Il faut préciser qu'il fut aidé par des acteurs littéralement habités par leurs personnages, en particulier Albert Finney et Jacqueline Bisset.
Cette luxuriante descente aux enfers prend en effet une signification aigüe, tout en conservant l'exubérance et la magie originelles. Le Mexique est omniprésent dans ses excès, ses arcanes, et sa magnificence, à la fois mystique (la fête des morts), brutal (les sinarquistes), indicible (une veille femme jouant aux dominos avec un coq), et vulgaire (le nain cupide et libidineux).

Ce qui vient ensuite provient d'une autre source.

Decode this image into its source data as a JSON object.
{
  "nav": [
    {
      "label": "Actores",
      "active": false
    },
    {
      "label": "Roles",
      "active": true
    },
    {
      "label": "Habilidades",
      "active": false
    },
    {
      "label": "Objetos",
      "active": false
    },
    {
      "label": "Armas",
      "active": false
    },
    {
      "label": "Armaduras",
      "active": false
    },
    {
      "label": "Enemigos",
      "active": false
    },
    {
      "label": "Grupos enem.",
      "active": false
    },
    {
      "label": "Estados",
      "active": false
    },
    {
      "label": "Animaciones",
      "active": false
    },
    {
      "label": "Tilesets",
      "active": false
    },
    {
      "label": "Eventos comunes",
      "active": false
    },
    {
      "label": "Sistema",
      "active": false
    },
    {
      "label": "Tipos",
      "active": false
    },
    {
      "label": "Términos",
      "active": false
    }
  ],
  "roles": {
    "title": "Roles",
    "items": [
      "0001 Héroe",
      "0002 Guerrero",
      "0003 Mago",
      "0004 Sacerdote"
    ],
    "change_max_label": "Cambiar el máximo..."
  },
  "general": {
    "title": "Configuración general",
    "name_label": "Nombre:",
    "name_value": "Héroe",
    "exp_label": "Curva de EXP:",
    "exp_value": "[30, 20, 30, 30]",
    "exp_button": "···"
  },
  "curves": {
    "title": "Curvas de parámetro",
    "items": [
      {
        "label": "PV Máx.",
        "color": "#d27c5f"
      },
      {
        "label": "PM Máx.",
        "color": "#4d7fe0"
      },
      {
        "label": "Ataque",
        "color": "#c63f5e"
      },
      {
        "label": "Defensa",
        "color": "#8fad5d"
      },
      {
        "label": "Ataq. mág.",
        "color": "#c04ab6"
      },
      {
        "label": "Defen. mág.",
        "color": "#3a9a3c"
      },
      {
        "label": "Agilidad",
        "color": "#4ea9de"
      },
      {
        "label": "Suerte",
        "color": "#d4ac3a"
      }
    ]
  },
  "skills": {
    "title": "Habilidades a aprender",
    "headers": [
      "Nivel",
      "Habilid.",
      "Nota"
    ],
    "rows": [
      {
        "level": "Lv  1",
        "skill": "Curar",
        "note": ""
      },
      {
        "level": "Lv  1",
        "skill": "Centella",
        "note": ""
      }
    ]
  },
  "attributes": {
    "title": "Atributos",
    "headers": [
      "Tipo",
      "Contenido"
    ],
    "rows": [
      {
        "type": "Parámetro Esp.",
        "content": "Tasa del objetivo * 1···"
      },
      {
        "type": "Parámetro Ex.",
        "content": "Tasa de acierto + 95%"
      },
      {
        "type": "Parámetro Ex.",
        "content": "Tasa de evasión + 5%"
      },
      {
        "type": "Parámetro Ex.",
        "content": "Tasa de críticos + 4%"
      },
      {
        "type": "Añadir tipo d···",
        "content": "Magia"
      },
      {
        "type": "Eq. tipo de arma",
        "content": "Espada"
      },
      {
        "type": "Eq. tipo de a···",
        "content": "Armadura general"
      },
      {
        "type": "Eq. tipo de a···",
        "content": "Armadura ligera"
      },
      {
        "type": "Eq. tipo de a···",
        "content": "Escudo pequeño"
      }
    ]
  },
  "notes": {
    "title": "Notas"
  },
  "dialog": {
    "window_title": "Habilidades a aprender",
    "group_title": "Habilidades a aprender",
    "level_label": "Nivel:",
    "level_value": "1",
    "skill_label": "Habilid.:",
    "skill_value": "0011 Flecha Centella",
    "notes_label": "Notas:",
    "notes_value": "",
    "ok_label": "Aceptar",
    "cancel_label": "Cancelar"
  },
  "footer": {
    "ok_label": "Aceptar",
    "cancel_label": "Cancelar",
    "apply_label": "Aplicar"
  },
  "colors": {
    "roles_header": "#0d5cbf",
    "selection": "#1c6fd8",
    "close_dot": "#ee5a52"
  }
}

Toutes les tentatives que fera Yvonne, son admirable épouse, pour le comprendre et le reconquérir, se briseront sur cet irrémédiable fatum. Yvonne est résignée. Elle se sait entrainée sans retour mais elle essaie de trouver la force de remonter le courant. Jusqu'au bout elle veut croire que quelque chose peut encore contrarier le destin et lui redonner l'espoir de jours apaisés. Quand elle comprend qu'il n'y a rien à faire c'est déjà trop tard... La vie est tragique, l'amour est désespéré, c'est bien là le fin mot de cette histoire à l'envoûtant parfum de déchéance mortifère.
A ceux qui auraient été rebutés ou désarmés par la touffeur du livre, il est recommandé d'aborder un tel chef d'oeuvre par le biais de ce film exceptionnel. Ils en sortiront profondément et durablement bouleversés.
04 septembre 2008
Des souris et des hommes, et de l'Irak...
Des souris et des hommes est un récit simple. Trop simple peut-être pour les amateurs d'intrigues alambiquées ou de métaphysique en forme de jus de cervelle. Pourtant, l'histoire de George et de Lennie est de celles qui s'impriment en profondeur dans la conscience du lecteur et qui ne le quittent plus de sa vie.
L'itinéraire rustique, plein de sueur et de poussière de ces deux cul-terreux est exemplaire. Il est fait de presque rien en apparence, tout au plus une amitié dérisoire dans l'Amérique profonde des immensités agricoles au début de l'ère industrielle, entre un géant débile et un raté astucieux que tout oppose a priori et qu'un fil mystérieux relie pourtant à la vie à la mort.. Il n'est pas difficile de voir en filigrane à travers leur destinée, quelques unes des plus poignantes problématiques humaines.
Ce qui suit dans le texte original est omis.